Герман Мелвилл - Израиль Поттер. Пятьдесят лет его изгнания
На выручку со своей охотничьей добычи Израиль купил участок в сто акров ниже по реке, в местах, заселенных уже довольно давно, построил хижину и за два лета собственными руками расчистил тридцать акров под пашню. Зимой он охотился и ставил ловушки на пушного зверя. Через два года он продал свой участок, уже хорошо обработанный, прежнему владельцу, и эта сделка принесла ему пятьдесят фунтов чистой прибыли. Захватив всю свою наличность и меха, он отправился в Чарлстаун на Коннектикуте (называемый иногда «Четвертым номером»)[14] и превратил их в индейские одеяла, краски и разные яркие предметы, пригодные для торговли с дикарями. К этому времени вновь наступила зима. Уложив свой товар на санки, Израиль пешком направился к канадской границе — коробейник диких лесов, останавливающийся перед вигвамами, а не перед крестьянскими домиками. Будь это летом, Израиль погрузил бы свои товары в тачку и катил бы ее через дремучие чащи с тем же равнодушным спокойствием, с каким городской носильщик катит свою тачку по булыжной мостовой.
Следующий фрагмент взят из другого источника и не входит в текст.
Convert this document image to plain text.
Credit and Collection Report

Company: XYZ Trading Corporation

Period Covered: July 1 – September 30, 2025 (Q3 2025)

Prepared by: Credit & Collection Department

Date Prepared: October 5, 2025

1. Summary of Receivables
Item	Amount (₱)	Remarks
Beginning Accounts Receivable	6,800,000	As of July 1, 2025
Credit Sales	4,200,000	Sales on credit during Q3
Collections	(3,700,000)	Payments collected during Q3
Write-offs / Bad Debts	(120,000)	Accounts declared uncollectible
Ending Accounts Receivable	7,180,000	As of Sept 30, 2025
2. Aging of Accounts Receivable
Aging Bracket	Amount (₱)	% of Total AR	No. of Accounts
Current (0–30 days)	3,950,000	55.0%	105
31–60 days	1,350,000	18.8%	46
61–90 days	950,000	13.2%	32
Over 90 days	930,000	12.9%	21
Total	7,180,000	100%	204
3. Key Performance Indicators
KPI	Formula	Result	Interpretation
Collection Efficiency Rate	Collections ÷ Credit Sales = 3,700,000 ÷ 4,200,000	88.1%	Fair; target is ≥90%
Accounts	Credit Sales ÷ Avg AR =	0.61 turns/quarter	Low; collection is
Вот так наши предки обретали ту уверенность в себе и тот независимый дух, которые помогли им завоевать свободу для родной страны.
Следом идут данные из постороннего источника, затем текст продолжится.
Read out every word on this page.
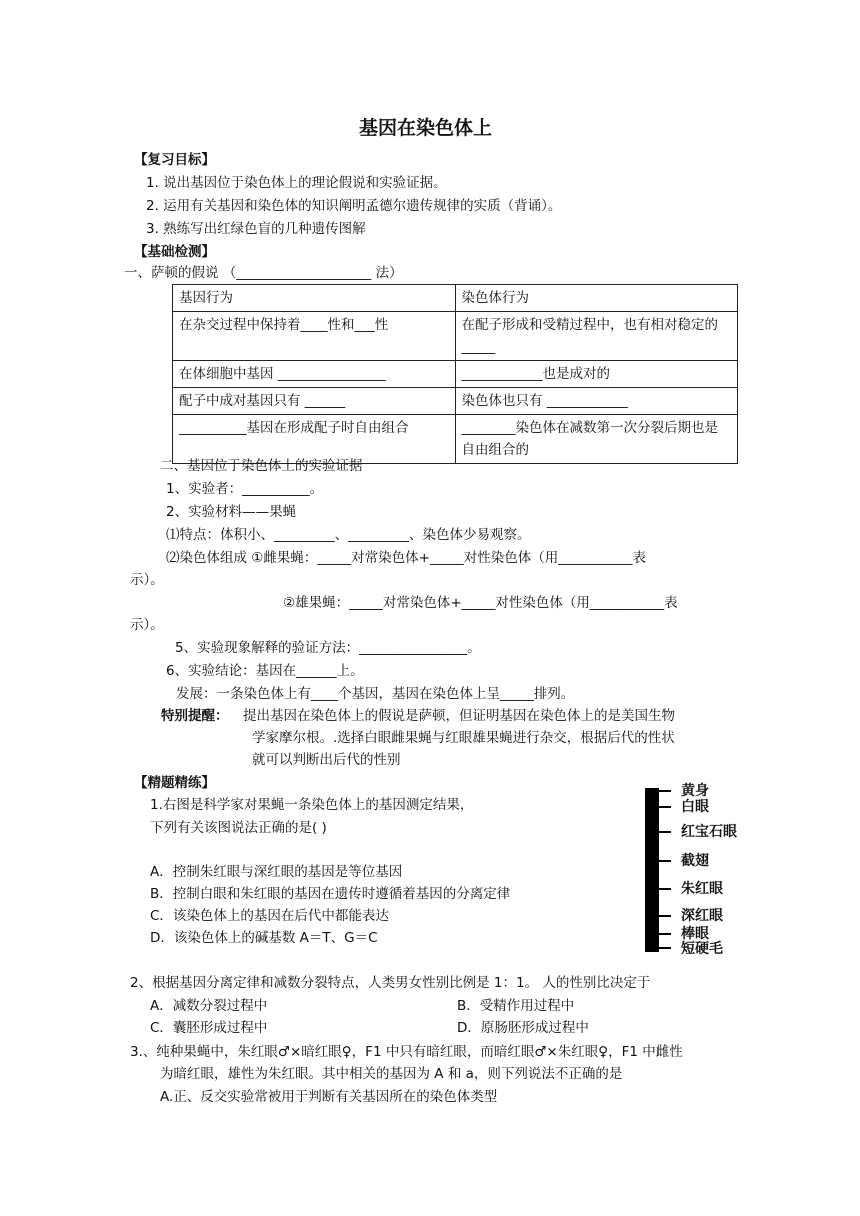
基因在染色体上
【复习目标】
1. 说出基因位于染色体上的理论假说和实验证据。
2. 运用有关基因和染色体的知识阐明孟德尔遗传规律的实质（背诵）。
3. 熟练写出红绿色盲的几种遗传图解
【基础检测】
一、萨顿的假说 （____________________ 法）
基因行为	染色体行为
在杂交过程中保持着____性和___性	在配子形成和受精过程中，也有相对稳定的_____
在体细胞中基因 ________________	____________也是成对的
配子中成对基因只有 ______	染色体也只有 ____________
__________基因在形成配子时自由组合	________染色体在减数第一次分裂后期也是自由组合的
二、基因位于染色体上的实验证据
1、实验者：__________。
2、实验材料——果蝇
⑴特点：体积小、_________、_________、染色体少易观察。
⑵染色体组成 ①雌果蝇：_____对常染色体+_____对性染色体（用___________表
示）。
②雄果蝇：_____对常染色体+_____对性染色体（用___________表
示）。
5、实验现象解释的验证方法：________________。
6、实验结论：基因在______上。
发展：一条染色体上有____个基因，基因在染色体上呈_____排列。
特别提醒： 提出基因在染色体上的假说是萨顿，但证明基因在染色体上的是美国生物
学家摩尔根。.选择白眼雌果蝇与红眼雄果蝇进行杂交，根据后代的性状
就可以判断出后代的性别
【精题精练】
1.右图是科学家对果蝇一条染色体上的基因测定结果，
下列有关该图说法正确的是( )
A．控制朱红眼与深红眼的基因是等位基因
B．控制白眼和朱红眼的基因在遗传时遵循着基因的分离定律
C．该染色体上的基因在后代中都能表达
D．该染色体上的碱基数 A＝T、G＝C
黄身
白眼
红宝石眼
截翅
朱红眼
深红眼
棒眼
短硬毛
2、根据基因分离定律和减数分裂特点，人类男女性别比例是 1：1。 人的性别比决定于
A．减数分裂过程中	B．受精作用过程中
C．囊胚形成过程中	D．原肠胚形成过程中
3.、纯种果蝇中，朱红眼♂×暗红眼♀，F1 中只有暗红眼，而暗红眼♂×朱红眼♀，F1 中雌性
为暗红眼，雄性为朱红眼。其中相关的基因为 A 和 a，则下列说法不正确的是
A.正、反交实验常被用于判断有关基因所在的染色体类型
Это его канадское предприятие оказалось чрезвычайно удачным. Продавая свои пестрые товары с большой наценкой, Израиль брал взамен дорогие шкуры и меха с соответствующей скидкой. Возвратившись в Чарлстаун, он весьма прибыльно продал этот обратный груз. А затем с легким сердцем и тяжелым кошельком отправился навестить невесту и родителей, о которых три года не имел никаких известий.
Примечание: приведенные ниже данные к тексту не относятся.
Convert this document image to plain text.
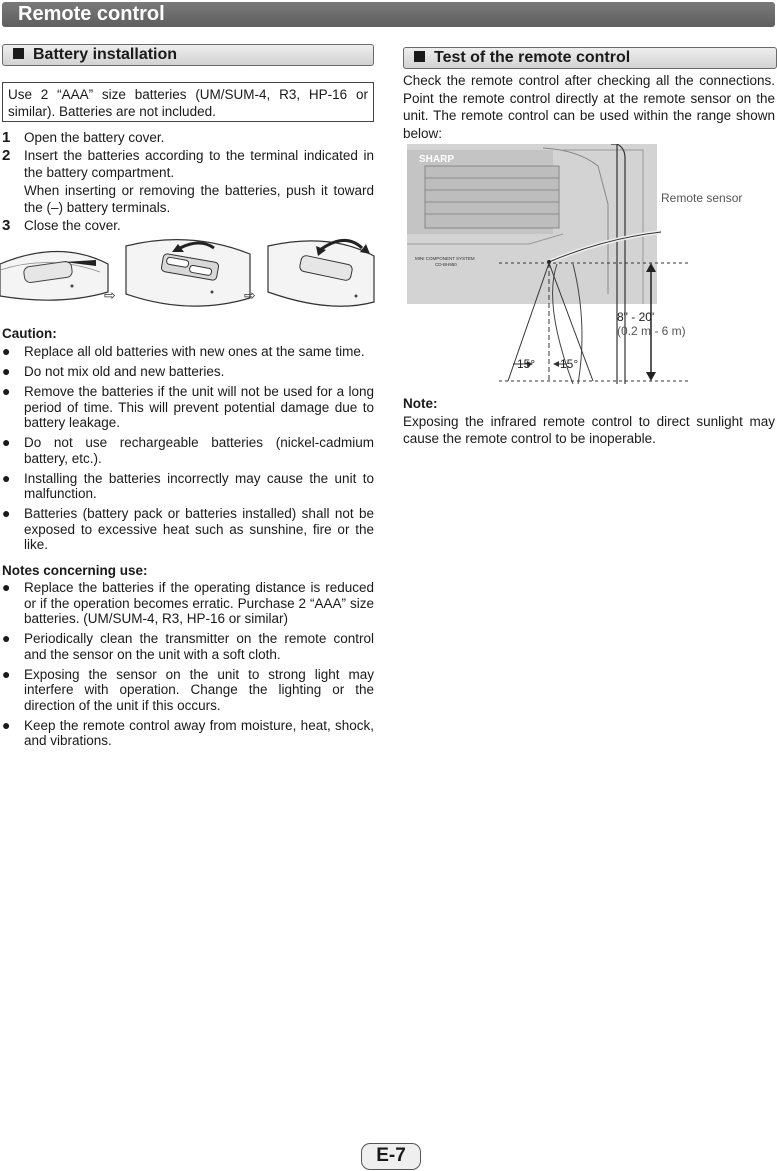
Remote control
Battery installation
Use 2 “AAA” size batteries (UM/SUM-4, R3, HP-16 or similar). Batteries are not included.
1	Open the battery cover.
2	Insert the batteries according to the terminal indicated in the battery compartment.
When inserting or removing the batteries, push it toward the (–) battery terminals.
3	Close the cover.
⇨	⇨
Caution:
●	Replace all old batteries with new ones at the same time.
●	Do not mix old and new batteries.
●	Remove the batteries if the unit will not be used for a long period of time. This will prevent potential damage due to battery leakage.
●	Do not use rechargeable batteries (nickel-cadmium battery, etc.).
●	Installing the batteries incorrectly may cause the unit to malfunction.
●	Batteries (battery pack or batteries installed) shall not be exposed to excessive heat such as sunshine, fire or the like.
Notes concerning use:
●	Replace the batteries if the operating distance is reduced or if the operation becomes erratic. Purchase 2 “AAA” size batteries. (UM/SUM-4, R3, HP-16 or similar)
●	Periodically clean the transmitter on the remote control and the sensor on the unit with a soft cloth.
●	Exposing the sensor on the unit to strong light may interfere with operation. Change the lighting or the direction of the unit if this occurs.
●	Keep the remote control away from moisture, heat, shock, and vibrations.
Test of the remote control
Check the remote control after checking all the connections. Point the remote control directly at the remote sensor on the unit. The remote control can be used within the range shown below:
SHARP
MINI COMPONENT SYSTEM
CD-BH950
Remote sensor
15° 15°
8" - 20'
(0.2 m - 6 m)
Note:
Exposing the infrared remote control to direct sunlight may cause the remote control to be inoperable.
E-7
Когда они его увидели, их радость могла сравниться только с их удивлением — ведь Израиля уже давно считали мертвым. Однако его возлюбленная по-прежнему была робка и боязлива: она как будто и соглашалась, и в то же время почему-то уклонялась от решительного ответа. Былые интриги начались вновь. Израиль скоро открыл, что его отец, хоть он и очень обрадовался возвращению блудного сына (как не преминули назвать Израиля соседи), по-прежнему и слышать не желал об этом браке и по-прежнему тайно препятствовал ухаживаниям молодого человека. Израиль печально смирился с этой, как ему казалось, роковой неизбежностью и вновь принял решение уйти отсюда, покинуть голубые горы ради синих волн морских — ему легче было самому пойти навстречу опасности, нежели навлечь ее на других, попытавшись настоять на тех правах, которые давало ему совершеннолетие (ему уже исполнился двадцать один год).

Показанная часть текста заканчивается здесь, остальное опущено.